British academic Matthew Hedges, who was last week jailed for life in the United Arab Emirates on a spying charge, has been pardoned, an official in the UAE said.
The official Emirates News Agency reported that Mr Hedges, 31, a Durham University researcher who was arrested at Dubai Airport on May 5, was granted a presidential pardon with immediate effect after his family appealed for clemency.
The agency reported: "The customary National Day Presidential pardon includes Mr Hedges as part of a tranche of clemency orders issued on the occasion of the UAE's 47th National Day anniversary.
"Mr Hedges will be permitted to leave the UAE once formalities are completed."
The agency quoted UAE Minister of State for Foreign Affairs Dr Anwar Gargash saying: "His Highness the President's gracious clemency in the customary National Day pardons allows us to return our focus to the underlying fundamental strength of the UAE/UK bi-lateral relationship and its importance to the international community.
"It was always a UAE hope that this matter would be resolved through the common channels of our longstanding partnership.
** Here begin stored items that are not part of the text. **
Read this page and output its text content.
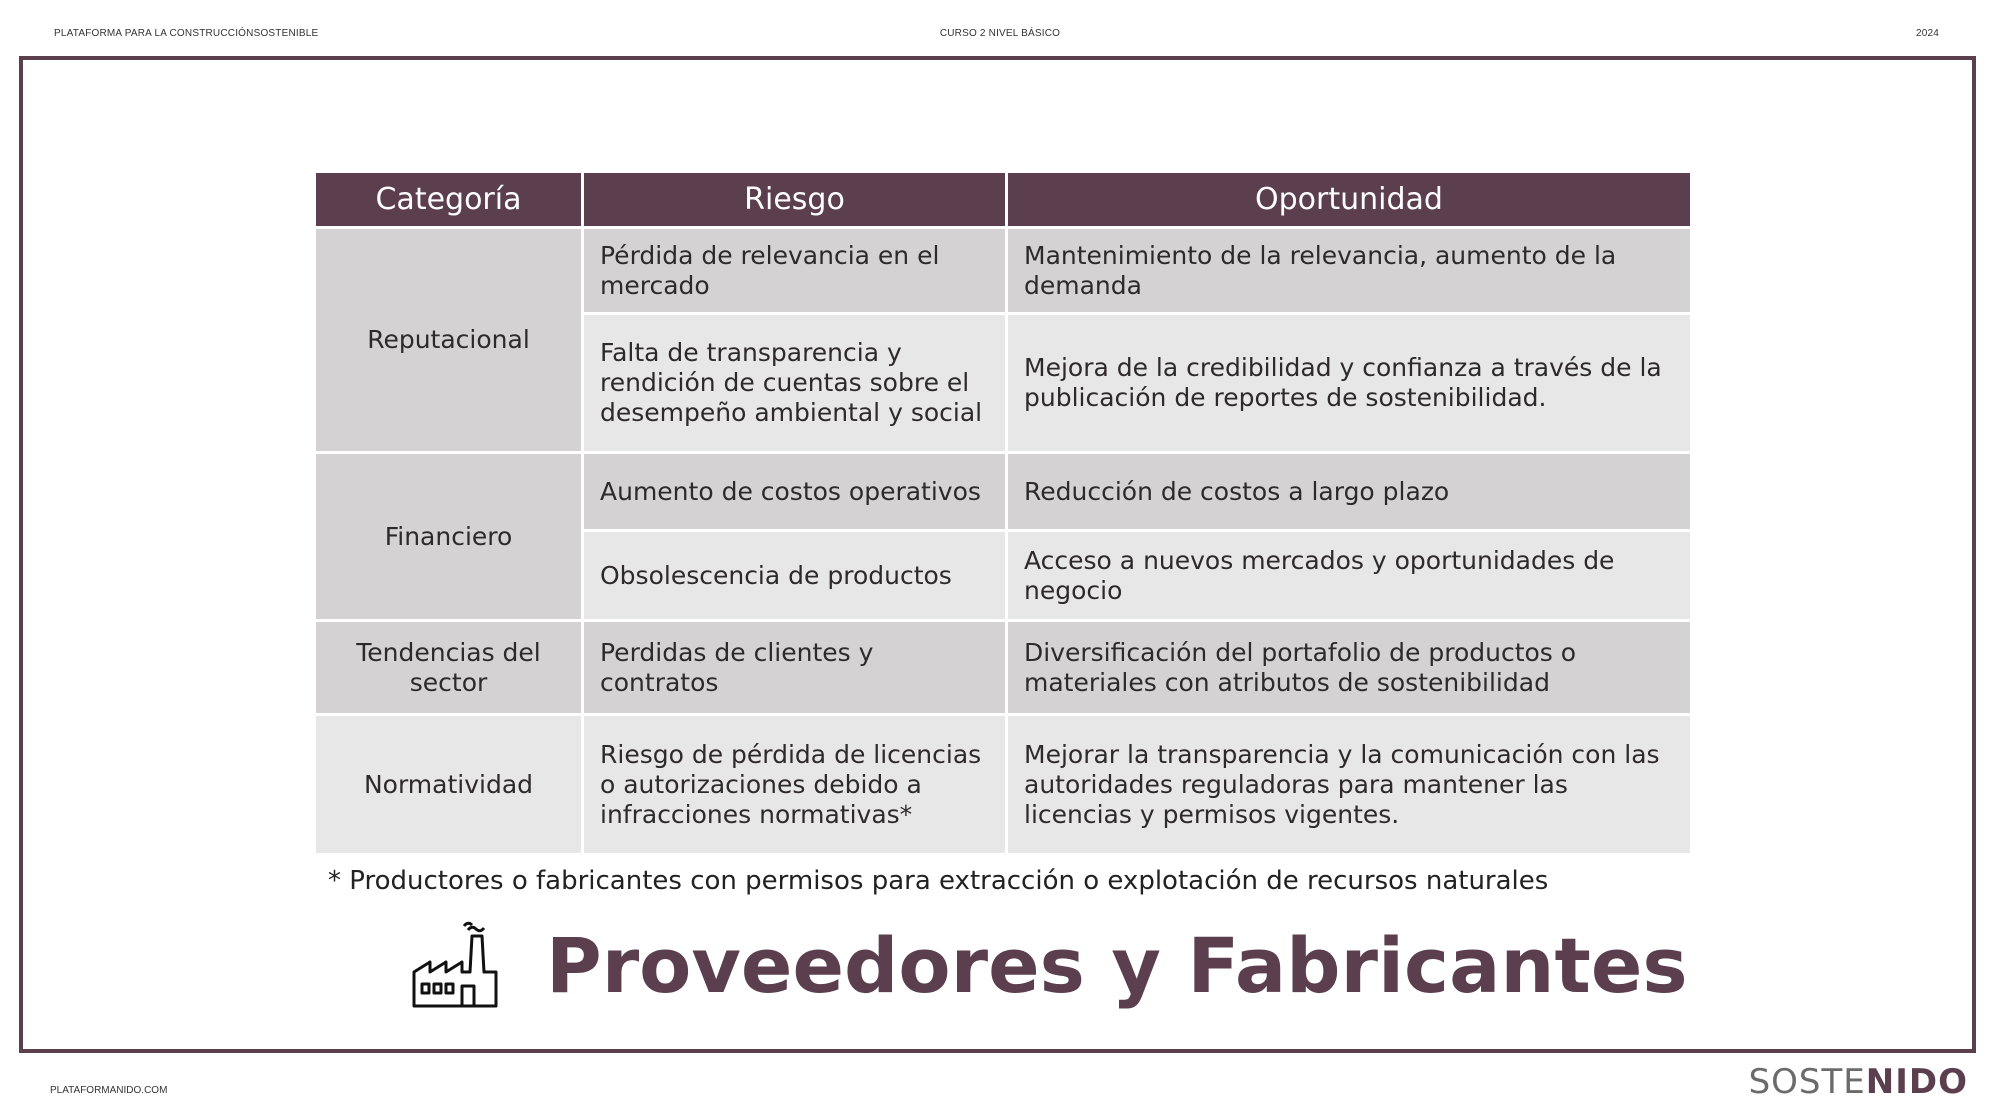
PLATAFORMA PARA LA CONSTRUCCIÓNSOSTENIBLE	CURSO 2 NIVEL BÁSICO	2024
Categoría	Riesgo	Oportunidad
Reputacional	Pérdida de relevancia en el mercado	Mantenimiento de la relevancia, aumento de la demanda
	Falta de transparencia y rendición de cuentas sobre el desempeño ambiental y social	Mejora de la credibilidad y confianza a través de la publicación de reportes de sostenibilidad.
Financiero	Aumento de costos operativos	Reducción de costos a largo plazo
	Obsolescencia de productos	Acceso a nuevos mercados y oportunidades de negocio
Tendencias del sector	Perdidas de clientes y contratos	Diversificación del portafolio de productos o materiales con atributos de sostenibilidad
Normatividad	Riesgo de pérdida de licencias o autorizaciones debido a infracciones normativas*	Mejorar la transparencia y la comunicación con las autoridades reguladoras para mantener las licencias y permisos vigentes.
* Productores o fabricantes con permisos para extracción o explotación de recursos naturales
Proveedores y Fabricantes
PLATAFORMANIDO.COM	SOSTENIDO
This was a straightforward matter that became unnecessarily complex despite the UAE's best efforts."
"The case against Mr Hedges was predicated on evidence secured from Mr Hedges' electronic devices; surveillance and intelligence gathering by UAE intelligence and security agencies; and evidence provided by Mr Hedges himself - including a corroborated account of asset recruitment and training and the confidential information being targeted.
"His recruitment and progress within a foreign intelligence service was authenticated to the court by UAE intelligence agencies.
"The gracious Presidential customary National Day pardon allows us to close this chapter and to concentrate on the many positive aspects of the relationship."
Foreign Secretary Jeremy Hunt said on Twitter: "Fantastic news about Matthew Hedges.
"Although we didn't agree with charges we are grateful to UAE government for resolving issue speedily. But also a bittersweet moment as we remember Nazanin & other innocent people detained in Iran. Justice won't be truly done until they too are safely home."